My grandfather has put a lot on paper himself, but given his past, there is much ‘information’ stored about him in the archives of the former Bulgarian secret services, which is now publicly available to those affected.
Not only about my grandfather many folders are filled, but also my father was an object that was closely monitored. Even after his arrival in the Netherlands in 1975, the Bulgarian Communists managed to observe him until the end of the Eighties. Part of this project is to eventually make an exhibition in Sofia of the results which consist of paintings and very likely photographs and maybe video works. This partly depends on the kind of documentary archive material I will find, completed with the stories my father has to tell about his father. For now I have in mind to present the whole as an installation of a homelike setting with objects that once could have been in my grandfather’s living room.
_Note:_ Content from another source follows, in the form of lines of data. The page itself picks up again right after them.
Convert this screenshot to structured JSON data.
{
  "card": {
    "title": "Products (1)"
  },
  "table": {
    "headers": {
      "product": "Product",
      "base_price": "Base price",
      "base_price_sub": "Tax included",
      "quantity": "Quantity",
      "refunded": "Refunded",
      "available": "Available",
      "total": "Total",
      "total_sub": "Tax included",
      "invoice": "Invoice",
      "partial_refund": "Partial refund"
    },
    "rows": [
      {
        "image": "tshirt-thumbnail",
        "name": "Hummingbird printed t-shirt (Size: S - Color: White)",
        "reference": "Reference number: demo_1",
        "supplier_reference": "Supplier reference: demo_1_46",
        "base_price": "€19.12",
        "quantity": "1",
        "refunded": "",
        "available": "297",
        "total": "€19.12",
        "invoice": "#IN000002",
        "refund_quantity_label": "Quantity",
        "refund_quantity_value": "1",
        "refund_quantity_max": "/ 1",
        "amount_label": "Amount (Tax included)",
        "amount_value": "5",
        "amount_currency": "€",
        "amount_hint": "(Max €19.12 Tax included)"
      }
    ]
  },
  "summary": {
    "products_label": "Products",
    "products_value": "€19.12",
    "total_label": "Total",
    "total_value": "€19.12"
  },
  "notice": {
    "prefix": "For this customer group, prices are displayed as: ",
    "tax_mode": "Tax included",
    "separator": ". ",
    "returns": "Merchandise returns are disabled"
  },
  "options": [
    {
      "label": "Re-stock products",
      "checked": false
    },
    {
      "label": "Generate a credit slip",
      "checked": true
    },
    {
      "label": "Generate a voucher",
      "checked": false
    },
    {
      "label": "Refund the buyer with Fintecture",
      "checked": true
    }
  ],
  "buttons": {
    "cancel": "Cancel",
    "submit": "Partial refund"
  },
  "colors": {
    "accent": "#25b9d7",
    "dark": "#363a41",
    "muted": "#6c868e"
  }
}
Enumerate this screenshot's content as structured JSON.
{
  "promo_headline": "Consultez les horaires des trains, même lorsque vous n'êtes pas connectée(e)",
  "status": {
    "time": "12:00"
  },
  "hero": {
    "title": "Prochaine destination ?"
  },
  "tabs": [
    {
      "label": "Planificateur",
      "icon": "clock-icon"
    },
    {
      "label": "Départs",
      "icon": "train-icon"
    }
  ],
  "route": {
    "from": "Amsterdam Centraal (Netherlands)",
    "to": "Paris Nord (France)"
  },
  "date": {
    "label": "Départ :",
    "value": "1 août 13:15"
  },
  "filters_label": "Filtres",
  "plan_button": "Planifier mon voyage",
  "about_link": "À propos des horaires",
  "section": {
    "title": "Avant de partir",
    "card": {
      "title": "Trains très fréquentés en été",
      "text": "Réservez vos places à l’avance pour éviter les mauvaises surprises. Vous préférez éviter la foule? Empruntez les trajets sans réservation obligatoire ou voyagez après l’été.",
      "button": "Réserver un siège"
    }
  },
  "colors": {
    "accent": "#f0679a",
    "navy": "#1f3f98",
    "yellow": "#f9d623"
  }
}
December 2016 I paid a first exploratory visit to Sofia. It was a short but intensive journey. My father was with me for the sometimes necessary translations. In Bankya, a small town just outside the city, we were guided through the centralized archive of Bulgaria’s Files Commission where they, since 2011, keep and protect the complete Bulgarian archive of the communist-era secret service (Darzhavna Sigurnost). We had a warm welcome and got the tour by Maria Boneva herself, the head of the department. Here the files are collected on request by people who are directly involved and brought to the reading room of the commission which is located in the city center of Sofia. We also visited this part and we got the opportunity to take a look in some of the files of him and my grandfather. Although my father thought he already had read everything somewhere mid-nineties, he discovered there were several additions since then. A confronting one was a family picture of him together with his mother and my twin brother and me in our living room around 1985. This was probably token from intercepted mail from my father, then already living in the Netherlands, to his parents in Bulgaria. Also pictures of his old typing machine, the pamphlet he’d written that caused him almost three years in prison and reports of his rebellious behavior in it were added.